朝廷突然有军队往附近集结,宋承泽这边军中虽然大部分人都心存困惑,但宋承泽什么也没说,再有那队伍来了却和他们之间全无冲突,只驻扎在了十里开外的地方,下头的人没见着什么动静,也就不再胡乱揣测,只按部就班的继续每日里的巡逻日常。
风声越来越大,但是久居塞上的士兵们却已经习以为常,并不觉得难捱,帐篷里,众人还是倒头大睡,根本就不被这恶劣的环境影响到。
宋承泽站在帐篷外面,他没穿铠甲也没披大氅,只穿了一身深蓝色的锦袍,神色肃然的站着,袍角和鬓边没有束起的一缕发丝一起被风带起,仿佛只要那风声再大一些,就会将他整个人卷入这黑不见底的夜色中。
他一直负手而立,在那里站了足有一个多时辰,不动也不说话,就连往来巡逻的士兵也习惯了,再经过这附近的时候根本就不会刻意的再去看他。

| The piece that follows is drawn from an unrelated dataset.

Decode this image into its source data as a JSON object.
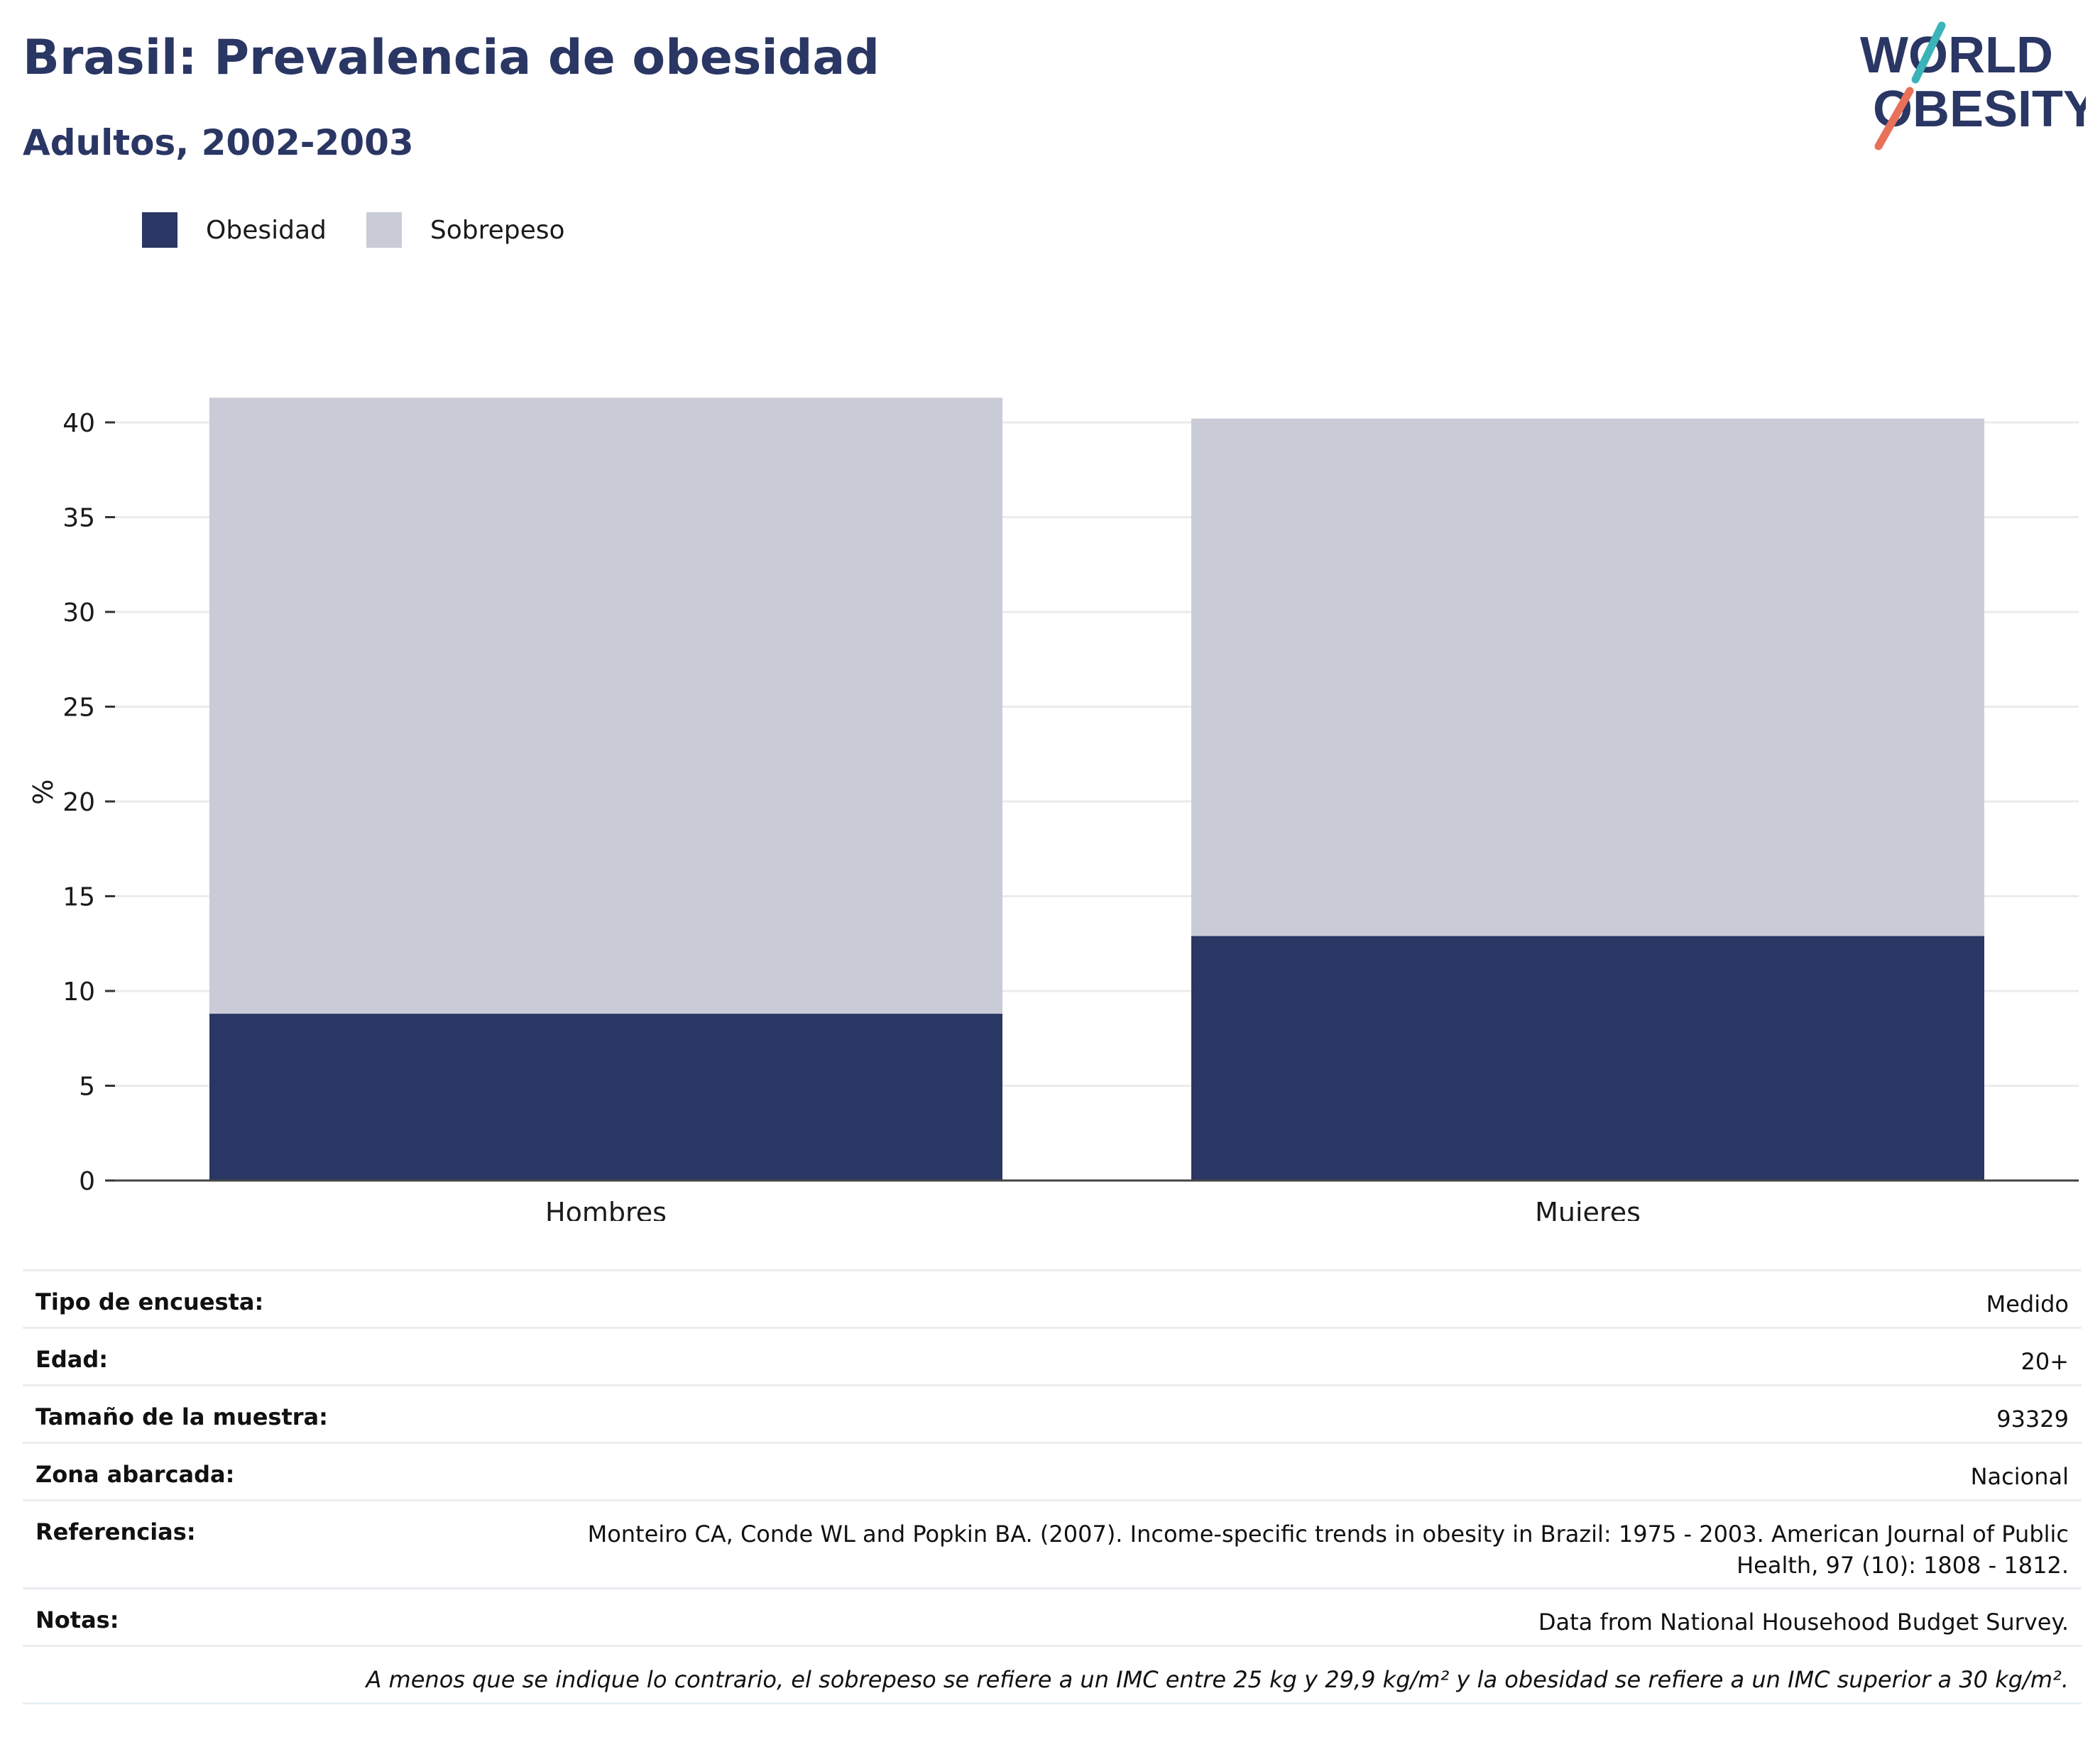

三更的梆子响过了之后,宋承泽就转身回帐篷里取了大氅,转身又走了出来。
“主帅,这天已经很晚了,您这是——”他帐篷外面的亲兵赶紧迎上去一步。
“今夜的风声太大,我总觉得心里有点不安生,这样的天气里,叫人交代下去,都注意一点,别叫明火的火星溅出来,我就在这附近走一走。”宋承泽,面无表情的交代了一句。
这里驻扎了十万大军,整个营地的占地就很广,他要散个步,这本就是小事,不值一提,几个亲兵是都没有多想,也没人跟着。
宋承泽一个人走在林立的帐篷中间,没一会儿就不见了踪影。